Experts are confident that Baltimore will continue to weather the storm better than other mid-sized cities. Mathew Kachura, of University of Baltimore's Neighborhood Indicators Alliance, said that because Baltimore continues to undergo the painful transition from an industrial to primarily service-based economy - according to data compiled by the Baltimore Metropolitan Council.
Though the city saw a 20 percent decline in its manufacturing sector from 2002 to 2004, residents reliant on service jobs do not necessarily feel the bite of a retracting economy at the same rate that workers in manufacturing centers like Detroit and Cleveland do.
Kachura felt that this makes Baltimore's foreclosure rate "several years behind [the] national curve, which is also true for [the] economy."
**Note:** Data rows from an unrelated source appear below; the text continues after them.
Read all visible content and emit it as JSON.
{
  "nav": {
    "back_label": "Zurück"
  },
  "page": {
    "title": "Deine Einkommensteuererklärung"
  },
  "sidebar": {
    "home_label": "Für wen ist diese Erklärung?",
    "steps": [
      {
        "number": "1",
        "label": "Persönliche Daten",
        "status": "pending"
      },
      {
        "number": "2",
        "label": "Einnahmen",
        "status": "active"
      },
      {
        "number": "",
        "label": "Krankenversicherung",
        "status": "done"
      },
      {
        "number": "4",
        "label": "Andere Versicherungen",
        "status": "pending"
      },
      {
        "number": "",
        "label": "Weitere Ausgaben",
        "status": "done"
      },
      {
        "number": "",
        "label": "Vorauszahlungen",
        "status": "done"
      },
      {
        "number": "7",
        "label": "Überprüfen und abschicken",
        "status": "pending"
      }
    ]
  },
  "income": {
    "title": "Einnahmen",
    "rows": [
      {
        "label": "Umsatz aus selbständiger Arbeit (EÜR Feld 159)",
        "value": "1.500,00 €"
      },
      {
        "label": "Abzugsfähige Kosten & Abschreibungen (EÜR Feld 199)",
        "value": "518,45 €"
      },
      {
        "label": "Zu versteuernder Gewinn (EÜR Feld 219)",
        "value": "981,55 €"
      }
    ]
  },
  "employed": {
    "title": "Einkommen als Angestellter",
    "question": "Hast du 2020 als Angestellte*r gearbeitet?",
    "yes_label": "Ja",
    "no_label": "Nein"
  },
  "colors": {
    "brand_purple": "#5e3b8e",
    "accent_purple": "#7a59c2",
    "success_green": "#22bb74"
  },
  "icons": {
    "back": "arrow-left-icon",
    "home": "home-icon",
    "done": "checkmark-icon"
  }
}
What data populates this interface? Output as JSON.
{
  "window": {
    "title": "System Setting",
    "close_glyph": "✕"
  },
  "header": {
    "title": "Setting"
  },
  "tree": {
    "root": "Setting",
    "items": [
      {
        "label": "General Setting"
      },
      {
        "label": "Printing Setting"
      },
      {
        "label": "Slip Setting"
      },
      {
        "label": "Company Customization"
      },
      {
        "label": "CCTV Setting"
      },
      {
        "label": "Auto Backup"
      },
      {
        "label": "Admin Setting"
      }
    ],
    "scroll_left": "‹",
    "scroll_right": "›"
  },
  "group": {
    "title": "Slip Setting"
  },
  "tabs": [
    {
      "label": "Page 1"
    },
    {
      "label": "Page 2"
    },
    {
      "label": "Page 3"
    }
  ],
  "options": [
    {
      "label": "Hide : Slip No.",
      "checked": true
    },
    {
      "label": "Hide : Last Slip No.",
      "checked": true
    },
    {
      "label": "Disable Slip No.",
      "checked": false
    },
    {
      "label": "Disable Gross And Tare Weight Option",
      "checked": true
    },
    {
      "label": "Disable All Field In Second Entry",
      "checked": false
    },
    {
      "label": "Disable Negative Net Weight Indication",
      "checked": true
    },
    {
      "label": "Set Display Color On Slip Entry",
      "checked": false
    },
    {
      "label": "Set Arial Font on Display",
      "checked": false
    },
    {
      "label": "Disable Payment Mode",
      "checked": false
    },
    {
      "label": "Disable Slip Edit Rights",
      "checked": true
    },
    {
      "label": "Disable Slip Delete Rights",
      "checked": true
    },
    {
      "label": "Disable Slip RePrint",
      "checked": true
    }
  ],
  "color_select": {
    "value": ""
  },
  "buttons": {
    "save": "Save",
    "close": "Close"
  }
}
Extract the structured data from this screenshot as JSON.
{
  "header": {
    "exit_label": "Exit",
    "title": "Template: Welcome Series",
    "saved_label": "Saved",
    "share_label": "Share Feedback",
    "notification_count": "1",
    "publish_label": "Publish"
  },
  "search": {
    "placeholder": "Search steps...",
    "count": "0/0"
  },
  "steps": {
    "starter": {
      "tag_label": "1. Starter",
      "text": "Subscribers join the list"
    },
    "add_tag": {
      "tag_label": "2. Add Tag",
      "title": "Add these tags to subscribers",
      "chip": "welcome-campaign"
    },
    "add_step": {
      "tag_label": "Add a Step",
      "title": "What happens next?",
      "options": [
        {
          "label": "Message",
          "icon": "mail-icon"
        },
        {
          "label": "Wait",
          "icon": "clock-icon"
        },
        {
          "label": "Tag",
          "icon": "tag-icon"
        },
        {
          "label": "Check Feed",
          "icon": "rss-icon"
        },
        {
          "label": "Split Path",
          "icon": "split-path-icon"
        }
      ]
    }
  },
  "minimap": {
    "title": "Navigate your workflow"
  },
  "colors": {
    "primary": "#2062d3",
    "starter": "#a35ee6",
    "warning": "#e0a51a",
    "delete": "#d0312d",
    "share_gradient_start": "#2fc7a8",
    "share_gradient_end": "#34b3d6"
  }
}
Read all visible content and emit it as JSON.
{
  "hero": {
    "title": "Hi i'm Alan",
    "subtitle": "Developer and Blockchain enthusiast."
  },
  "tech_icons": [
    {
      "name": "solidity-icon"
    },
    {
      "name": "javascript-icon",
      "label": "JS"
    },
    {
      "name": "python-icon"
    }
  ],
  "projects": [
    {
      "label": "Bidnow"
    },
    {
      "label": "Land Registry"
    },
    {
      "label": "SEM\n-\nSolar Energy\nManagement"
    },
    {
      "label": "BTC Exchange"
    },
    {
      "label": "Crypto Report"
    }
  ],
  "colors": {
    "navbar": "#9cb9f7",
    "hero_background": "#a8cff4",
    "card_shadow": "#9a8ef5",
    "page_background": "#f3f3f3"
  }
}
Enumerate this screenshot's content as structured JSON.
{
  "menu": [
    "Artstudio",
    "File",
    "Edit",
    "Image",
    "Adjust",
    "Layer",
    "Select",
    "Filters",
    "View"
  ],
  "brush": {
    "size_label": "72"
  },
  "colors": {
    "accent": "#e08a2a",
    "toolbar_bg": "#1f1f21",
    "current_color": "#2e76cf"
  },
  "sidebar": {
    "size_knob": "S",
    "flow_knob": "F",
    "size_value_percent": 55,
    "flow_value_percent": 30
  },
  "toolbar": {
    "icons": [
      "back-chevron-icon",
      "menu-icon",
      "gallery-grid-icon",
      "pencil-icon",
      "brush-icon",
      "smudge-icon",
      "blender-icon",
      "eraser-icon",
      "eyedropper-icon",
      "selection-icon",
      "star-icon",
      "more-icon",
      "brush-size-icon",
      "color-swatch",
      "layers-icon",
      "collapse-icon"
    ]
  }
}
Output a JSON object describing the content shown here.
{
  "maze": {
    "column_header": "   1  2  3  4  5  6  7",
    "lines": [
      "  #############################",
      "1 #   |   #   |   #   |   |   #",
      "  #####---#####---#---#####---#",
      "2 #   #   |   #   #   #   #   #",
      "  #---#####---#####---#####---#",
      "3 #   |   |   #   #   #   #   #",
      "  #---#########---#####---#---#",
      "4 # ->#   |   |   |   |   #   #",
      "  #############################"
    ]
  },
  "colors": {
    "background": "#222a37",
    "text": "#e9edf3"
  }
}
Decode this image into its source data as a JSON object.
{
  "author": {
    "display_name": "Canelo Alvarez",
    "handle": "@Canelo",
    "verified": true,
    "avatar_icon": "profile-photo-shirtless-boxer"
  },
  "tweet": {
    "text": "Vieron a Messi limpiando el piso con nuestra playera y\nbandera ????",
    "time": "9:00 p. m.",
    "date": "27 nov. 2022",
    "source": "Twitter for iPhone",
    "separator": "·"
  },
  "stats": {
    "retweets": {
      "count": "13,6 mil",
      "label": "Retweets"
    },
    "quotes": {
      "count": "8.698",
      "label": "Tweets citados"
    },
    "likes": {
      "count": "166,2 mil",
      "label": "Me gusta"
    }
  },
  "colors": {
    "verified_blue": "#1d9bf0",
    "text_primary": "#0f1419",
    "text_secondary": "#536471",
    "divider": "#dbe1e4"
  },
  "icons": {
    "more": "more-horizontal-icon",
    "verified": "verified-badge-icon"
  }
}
More affluent neighborhoods, such as Charles Village, have thus far largely escaped high foreclosure rates. Kachura explained that this is mainly because the demographics of the community are not the same as those that were more likely to be given sub-prime loans.
"Thus far foreclosures have not hit emerging, gentrifying neighborhoods, where fewer properties are investor owned," Kahura said.
Anne Balcer-Norton, director of foreclosure prevention for St. Ambrose Housing Aid Center predicted that as those with traditional mortgages feel the pinch of a slowing economy, this could change.
"Communities that have never [been] affected are being affected [by foreclosure problems], communities like Canton. At this point, all demographics and income levels are being affected," she said.
The boom in the national economy, which has begun to deflate over the last two years, did enable many Baltimoreans to partake in the American dream of home ownership. Skyrocketing housing prices allowed others to borrow large sums of money based on the then market value of their homes. Lenders offered adjustable rate mortgage and refinancing to borrowers with so-called sub-prime credit rating.